As an awestruck young boy, Langerhans watched football coach Darrell Royal's first season on the Forty Acres from the north end zone seats of what is now Darrell K Royal-Texas Memorial Stadium.
Years later, it was Langerhans dazzling the fans. As a first baseman, Langerhans pulled UT to three NCAA Men's College World Series appearances (1969, 1970, 1972). His 30 career home runs rank seventh on UT's all-time list and are the most among those who played before 1975.
"I have bled orange from probably three or four years old. My dad was responsible for that. We came to the UT football games," Langerhans said. "I've been a Longhorn my whole life and getting a chance to go to Texas and play baseball, to me, was more important than when I got drafted out of high school to play in the pros. My feeling was that playing for the Longhorns was better than playing for the pros, because I've been a Longhorn through and through forever."]
Langerhans led the Longhorns to three College World Series appearances and four Southwest Conference titles during his four-year career playing for Clif Gustafson. He finished his UT career with 35 doubles, seven triples, 151 RBI and a .325 batting average.
Langerhans' .589 slugging percentage ranks No. 12 on UT's career list. He and Jeff Ontiveros are the only two players in school history to lead the squad in home runs for three or more seasons.
But all these years later and Langerhans doesn't recollect the home runs or his All-America selections. He remembers the camaraderie of his Longhorns teammates and the special setting The University of Texas provided.
"Really, just the memories of old Clark Field and all the fun times we had out there," Langerhans said. "The more recent players don't have a clue to what it was like playing at Clark Field. It was a unique field with a cliff out there in center field. Opponents had to try and climb the cliff to go after balls we hit out there. Of course, we had drills at practice running up the cliff. It was such a special field for us."
Langerhans earned second-team All-America honors in 1971. His .743 slugging percentage from that year still ranks fourth in the school annals.
Following his UT career, Langerhans played four seasons with the Cleveland Indians organization, and ultimately reached Double-A, where he played for the San Antonio Brewers. But all along, Langherhans had an inkling his place on the diamond was in the dugout.

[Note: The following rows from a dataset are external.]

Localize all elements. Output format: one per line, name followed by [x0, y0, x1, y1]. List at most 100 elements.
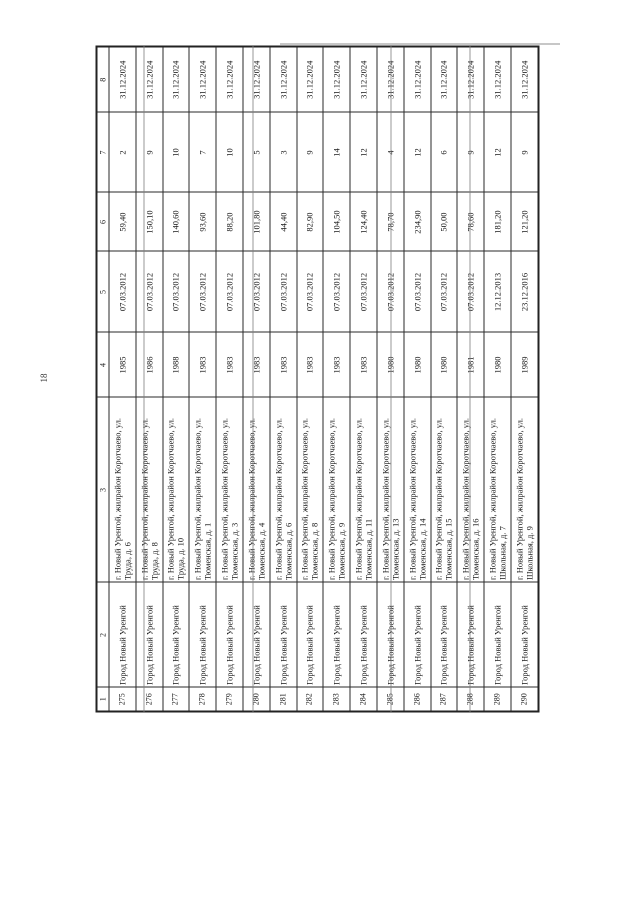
table-cell: 12 — [349, 112, 377, 192]
table-row: 278 Город Новый Уренгой г. Новый Уренгой, … — [188, 46, 216, 711]
table-cell: Город Новый Уренгой — [162, 582, 189, 687]
table-cell: Город Новый Уренгой — [269, 582, 297, 687]
table-row: 285 Город Новый Уренгой г. Новый Уренгой, … — [376, 46, 404, 711]
table-cell: 12 — [403, 112, 431, 192]
table-row: 288 Город Новый Уренгой г. Новый Уренгой, … — [456, 46, 484, 711]
table-cell: 124,40 — [349, 192, 377, 251]
table-cell: 9 — [510, 112, 538, 192]
table-cell: 07.03.2012 — [162, 251, 189, 332]
table-cell: 93,60 — [188, 192, 216, 251]
table-cell: 289 — [483, 687, 511, 711]
table-cell: 31.12.2024 — [215, 46, 243, 112]
table-row: 284 Город Новый Уренгой г. Новый Уренгой, … — [349, 46, 377, 711]
table-cell: 82,90 — [296, 192, 323, 251]
table-cell: 181,20 — [483, 192, 511, 251]
table-cell: 5 — [242, 112, 270, 192]
table-cell: Город Новый Уренгой — [242, 582, 270, 687]
column-header: 6 — [96, 192, 109, 251]
table-cell: 31.12.2024 — [456, 46, 484, 112]
table-cell: 07.03.2012 — [403, 251, 431, 332]
table-cell: 286 — [403, 687, 431, 711]
table-cell: 277 — [162, 687, 189, 711]
table-cell: 140,60 — [162, 192, 189, 251]
table-cell: 07.03.2012 — [215, 251, 243, 332]
table-cell: 285 — [376, 687, 404, 711]
table-cell: 1980 — [376, 332, 404, 397]
table-cell: 1980 — [403, 332, 431, 397]
table-row: 283 Город Новый Уренгой г. Новый Уренгой, … — [322, 46, 350, 711]
table-cell: 101,80 — [242, 192, 270, 251]
table-cell: Город Новый Уренгой — [510, 582, 538, 687]
table-cell: 1989 — [510, 332, 538, 397]
table-cell: 07.03.2012 — [430, 251, 457, 332]
table-cell: Город Новый Уренгой — [188, 582, 216, 687]
table-cell: 78,60 — [456, 192, 484, 251]
table-cell: 31.12.2024 — [108, 46, 136, 112]
table-cell: г. Новый Уренгой, жилрайон Коротчаево, у… — [376, 397, 404, 582]
table-cell: 31.12.2024 — [188, 46, 216, 112]
column-header: 1 — [96, 687, 109, 711]
table-cell: Город Новый Уренгой — [376, 582, 404, 687]
table-row: 282 Город Новый Уренгой г. Новый Уренгой, … — [296, 46, 323, 711]
column-header: 4 — [96, 332, 109, 397]
table-cell: г. Новый Уренгой, жилрайон Коротчаево, у… — [269, 397, 297, 582]
table-cell: 12.12.2013 — [483, 251, 511, 332]
table-cell: 31.12.2024 — [349, 46, 377, 112]
table-cell: 07.03.2012 — [376, 251, 404, 332]
table-cell: 44,40 — [269, 192, 297, 251]
table-row: 275 Город Новый Уренгой г. Новый Уренгой, … — [108, 46, 136, 711]
table-cell: 23.12.2016 — [510, 251, 538, 332]
table-row: 290 Город Новый Уренгой г. Новый Уренгой, … — [510, 46, 538, 711]
table-cell: 1983 — [296, 332, 323, 397]
table-cell: 284 — [349, 687, 377, 711]
table-cell: 1983 — [322, 332, 350, 397]
column-header: 8 — [96, 46, 109, 112]
table-cell: 07.03.2012 — [349, 251, 377, 332]
table-cell: 07.03.2012 — [188, 251, 216, 332]
table-cell: Город Новый Уренгой — [483, 582, 511, 687]
table-cell: Город Новый Уренгой — [403, 582, 431, 687]
table-cell: 12 — [483, 112, 511, 192]
table-cell: 1986 — [135, 332, 163, 397]
table-cell: 78,70 — [376, 192, 404, 251]
table-cell: 31.12.2024 — [430, 46, 457, 112]
table-cell: г. Новый Уренгой, жилрайон Коротчаево, у… — [162, 397, 189, 582]
table-cell: 59,40 — [108, 192, 136, 251]
table-cell: г. Новый Уренгой, жилрайон Коротчаево, у… — [456, 397, 484, 582]
table-cell: 7 — [188, 112, 216, 192]
table-row: 289 Город Новый Уренгой г. Новый Уренгой, … — [483, 46, 511, 711]
table-cell: 88,20 — [215, 192, 243, 251]
table-cell: 31.12.2024 — [162, 46, 189, 112]
table-cell: 07.03.2012 — [108, 251, 136, 332]
table-cell: 234,90 — [403, 192, 431, 251]
table-cell: г. Новый Уренгой, жилрайон Коротчаево, у… — [349, 397, 377, 582]
column-header: 2 — [96, 582, 109, 687]
table-cell: 278 — [188, 687, 216, 711]
table-body: 275 Город Новый Уренгой г. Новый Уренгой, … — [108, 46, 538, 711]
table-row: 279 Город Новый Уренгой г. Новый Уренгой, … — [215, 46, 243, 711]
table-cell: 275 — [108, 687, 136, 711]
table-cell: 290 — [510, 687, 538, 711]
table-cell: 3 — [269, 112, 297, 192]
column-header: 3 — [96, 397, 109, 582]
table-cell: Город Новый Уренгой — [135, 582, 163, 687]
table-cell: 1983 — [188, 332, 216, 397]
table-cell: 279 — [215, 687, 243, 711]
table-cell: 50,00 — [430, 192, 457, 251]
table-cell: 281 — [269, 687, 297, 711]
table-cell: 31.12.2024 — [135, 46, 163, 112]
table-cell: г. Новый Уренгой, жилрайон Коротчаево, у… — [242, 397, 270, 582]
table-cell: 150,10 — [135, 192, 163, 251]
column-header: 5 — [96, 251, 109, 332]
table-cell: 104,50 — [322, 192, 350, 251]
table-cell: 07.03.2012 — [135, 251, 163, 332]
table-cell: 07.03.2012 — [242, 251, 270, 332]
table-cell: Город Новый Уренгой — [349, 582, 377, 687]
table-cell: 31.12.2024 — [296, 46, 323, 112]
table-cell: г. Новый Уренгой, жилрайон Коротчаево, у… — [135, 397, 163, 582]
table-cell: 31.12.2024 — [322, 46, 350, 112]
table-cell: 14 — [322, 112, 350, 192]
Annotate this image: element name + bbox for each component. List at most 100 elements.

"I've wanted to be a coach ever since I was a little boy. My dad was a coach, and he was my biggest inspiration," Langerhans said. "There was no question by the time I got to the University of Texas on what I was going to be. Once I finished my baseball career, I was headed one direction and that was coaching. I wanted to be just like my dad."
However, Langerhans did more than just become a coach -- he grew into one of the most decorated high school coaches in the Central Texas history. He compiled a 613-200 career record in 28 years of coaching, his final 19 at Round Rock.
Langherhans led Round Rock to the state title in 1997 and ushered the Dragons back to the state championship game in 2003. He was inducted into the Texas High School Baseball Coaches Association Hall of Fame in 2007.
"My dad was my biggest role model and obviously Coach Gus (Cliff Gustafson) meant so much to me. Those two men have been the biggest inspiration in my life as far as my baseball and coaching career," Langerhans said. "My teammates were special and, all of the University of Texas was a special time for us. The moments, the chances we had -- the three times that we went to Omaha and played in the College World Series were special. We never won it. Our ultimate goal was always to win the thing and we went three of the four years I was there. We just never captured the big prize. The memories of going up there were great."